Bu çalışmalar için de birtakım öneriler getirilir. Ülkede, bireyin hiçbir istidadına eğilmeyerek her ferde aynı eğitim dayandığı malumunuzdur. İdeoloji dünyası da aynı şeyi yapar. (tabi aslında eğitim sisteminin şu anki yöntemi de bir ideolojik felsefeye dayanmaktadır köken olarak) yeni yetişen gençlere bir kitap listesi verilir. Bazı isimleri mutlaka okuması, hatta içlerinden daha bazılarını yutmaları salık verilir. Karşı cenaha zinhar yanaşılmamalıdır, zira akıl bulandırırlar ve fikrimizde olmasını istemediğimiz bütün kötü özelliklere de maliktirler. Gazete okunacaksa fikrin gazeteleri, eğer takip edilecek biri varsa kesinlikle karşıt rakiplerine yüz verilmemelidir.

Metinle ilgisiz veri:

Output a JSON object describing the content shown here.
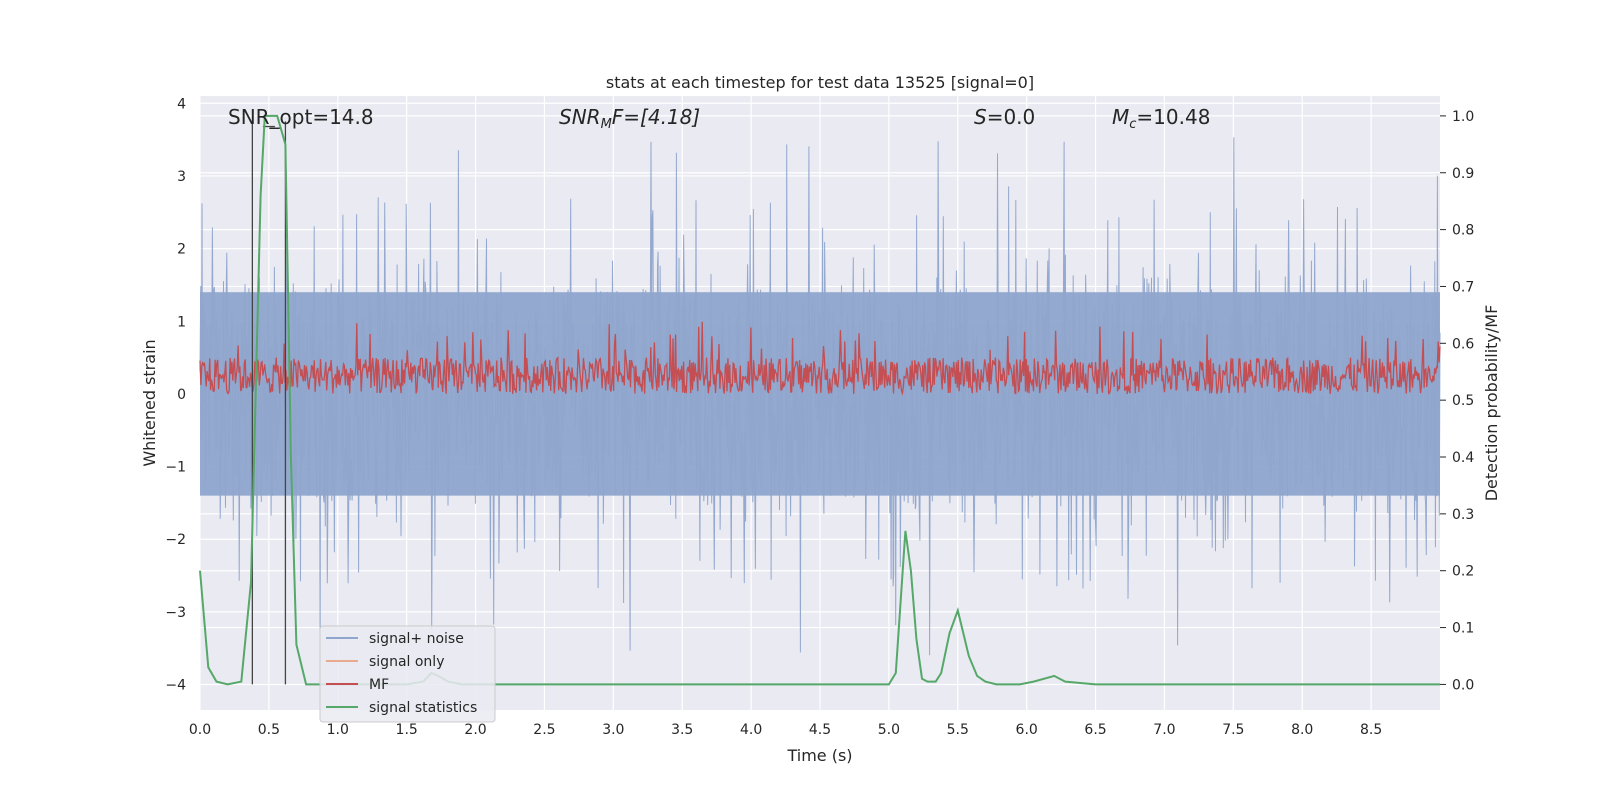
{
  "chart_data": {
    "type": "line",
    "title": "stats at each timestep for test data 13525 [signal=0]",
    "xlabel": "Time (s)",
    "ylabel_left": "Whitened strain",
    "ylabel_right": "Detection probability/MF",
    "xlim": [
      0.0,
      9.0
    ],
    "ylim_left": [
      -4.35,
      4.1
    ],
    "ylim_right": [
      -0.045,
      1.035
    ],
    "xticks": [
      "0.0",
      "0.5",
      "1.0",
      "1.5",
      "2.0",
      "2.5",
      "3.0",
      "3.5",
      "4.0",
      "4.5",
      "5.0",
      "5.5",
      "6.0",
      "6.5",
      "7.0",
      "7.5",
      "8.0",
      "8.5"
    ],
    "yticks_left": [
      "4",
      "3",
      "2",
      "1",
      "0",
      "−1",
      "−2",
      "−3",
      "−4"
    ],
    "yticks_right": [
      "1.0",
      "0.9",
      "0.8",
      "0.7",
      "0.6",
      "0.5",
      "0.4",
      "0.3",
      "0.2",
      "0.1",
      "0.0"
    ],
    "grid": true,
    "legend_placement": "lower-left",
    "annotations": {
      "snr_opt": "SNR_opt=14.8",
      "snr_mf_name": "SNR",
      "snr_mf_sub": "M",
      "snr_mf_rest": "F=[4.18]",
      "s_name": "S",
      "s_rest": "=0.0",
      "mc_name": "M",
      "mc_sub": "c",
      "mc_rest": "=10.48"
    },
    "vlines_x": [
      0.38,
      0.62
    ],
    "series": [
      {
        "name": "signal+ noise",
        "color": "#8fa5cc",
        "axis": "left",
        "envelope_upper": 1.4,
        "envelope_lower": -1.4,
        "peak_upper": 3.7,
        "peak_lower": -4.0
      },
      {
        "name": "signal only",
        "color": "#e8a98c",
        "axis": "left",
        "values": []
      },
      {
        "name": "MF",
        "color": "#c44e52",
        "axis": "left",
        "band": [
          0.0,
          0.5
        ],
        "peak": 1.0
      },
      {
        "name": "signal statistics",
        "color": "#55a868",
        "axis": "right",
        "x": [
          0.0,
          0.06,
          0.12,
          0.2,
          0.3,
          0.37,
          0.44,
          0.47,
          0.52,
          0.56,
          0.62,
          0.66,
          0.7,
          0.77,
          0.85,
          1.2,
          1.5,
          1.62,
          1.68,
          1.73,
          1.8,
          1.9,
          2.0,
          3.0,
          4.0,
          4.5,
          5.0,
          5.05,
          5.1,
          5.12,
          5.16,
          5.2,
          5.24,
          5.28,
          5.34,
          5.38,
          5.44,
          5.5,
          5.55,
          5.58,
          5.64,
          5.7,
          5.78,
          5.86,
          5.95,
          6.05,
          6.2,
          6.28,
          6.5,
          7.0,
          8.0,
          9.0
        ],
        "y": [
          0.2,
          0.03,
          0.005,
          0.0,
          0.005,
          0.18,
          0.86,
          1.0,
          1.0,
          1.0,
          0.95,
          0.4,
          0.07,
          0.0,
          0.0,
          0.0,
          0.0,
          0.005,
          0.02,
          0.015,
          0.005,
          0.0,
          0.0,
          0.0,
          0.0,
          0.0,
          0.0,
          0.02,
          0.2,
          0.27,
          0.2,
          0.08,
          0.01,
          0.005,
          0.005,
          0.02,
          0.09,
          0.13,
          0.08,
          0.05,
          0.015,
          0.005,
          0.0,
          0.0,
          0.0,
          0.005,
          0.015,
          0.005,
          0.0,
          0.0,
          0.0,
          0.0
        ]
      }
    ]
  }
}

Hatta bu konuda aşırı kibre bürünüp kendisini çevresinin aksakalı olarak görenler dahi vardır. İsmini vermeyeceğim, muhafazakar camiada medeniyet kelimesini dilinden düşürmeyen zatlardan biri, ki ne farkı olduğu veya neyi başarıp Aksakal’ı Azam olarak tanıtıldığını anlayamadığım, denk geldiğim bir videosunda başta moderatör olmak üzere karşısındakileri, dinleyenleri, yani önüne her denk düşeni gayet haşmetli bir enaniyetle fırçalamaktaydı. “Kitap okumayı da bilmeyiz.” diyordu. Çünkü kitap kendisinin tarif ettiği şekilde amel edilmeli imiş. Yılda şu sayıda okumak lazımmış ve en az ikişer kez okumak lazımmış her kitabı. Yazımıza ilham kaynağı olan şahıs elbette tekrar okumak konusunda haklıdır, lakin nicelikle kitap okumayı dayatması şahsındaki kibirden, kendisinin bizlerden çok farklı olduğunu anlatmaya çalışıyor olmasından olsa gerek.

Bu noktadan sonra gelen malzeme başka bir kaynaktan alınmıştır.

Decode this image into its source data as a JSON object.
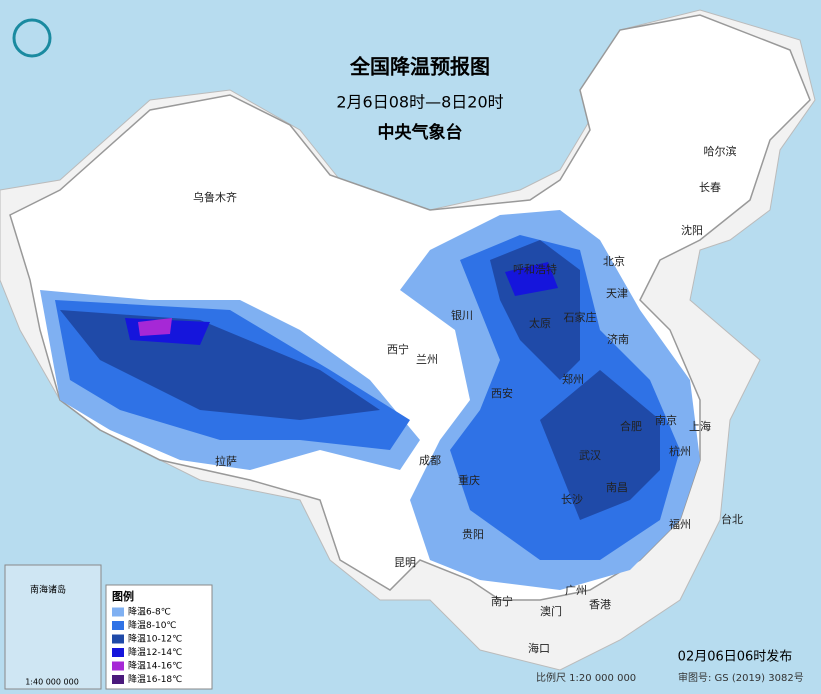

Örnek şahsı pek okumam. Sevmediğimden veya fikirlerinden ziyade, farklı bir şey söyleyememesi ve söylediklerinin de tezsiz tekrarlardan ibaret olmasından. Daha fazla ifşa etmeden örneği kapatıp konuya dönersek, bu videodaki sosyal ortam bana önceleri de düşündüğüm, mensubu olduğum fikir de dahil her kelam edilen öğretide mevcuttu. Evet, hepimizin arasında yaşlılıktan ve kondisyondan düşmemiş, kenara çekilmemiş olduğunu ispat etmeye çalışan, gençlere yol gösterici olduğunu düşünen ihtiyarlar var. Bunlardan faydalı olanların zaten rüştü ispata ihtiyacı olmadığı için gayet faal olsa da bir kısmı da daha ölmediğini anlatmak için her konuda kendini konuşabilecek konumda ve derecede saymaktadır. Yaşıtlarının ağırbaşlı ve dimağ açan hikmetleri bunlarda bulunmaz. Geçmişteki öğrendiklerini tekrar anlatırlar, karşılarındakine bir mesele anlatırken kitaplarına atıfta bulunup okunmadığı için azarlarlar ve yeni bir şeyler öğrenmeye artık kapalıdırlar. Kitap okusalar dahi.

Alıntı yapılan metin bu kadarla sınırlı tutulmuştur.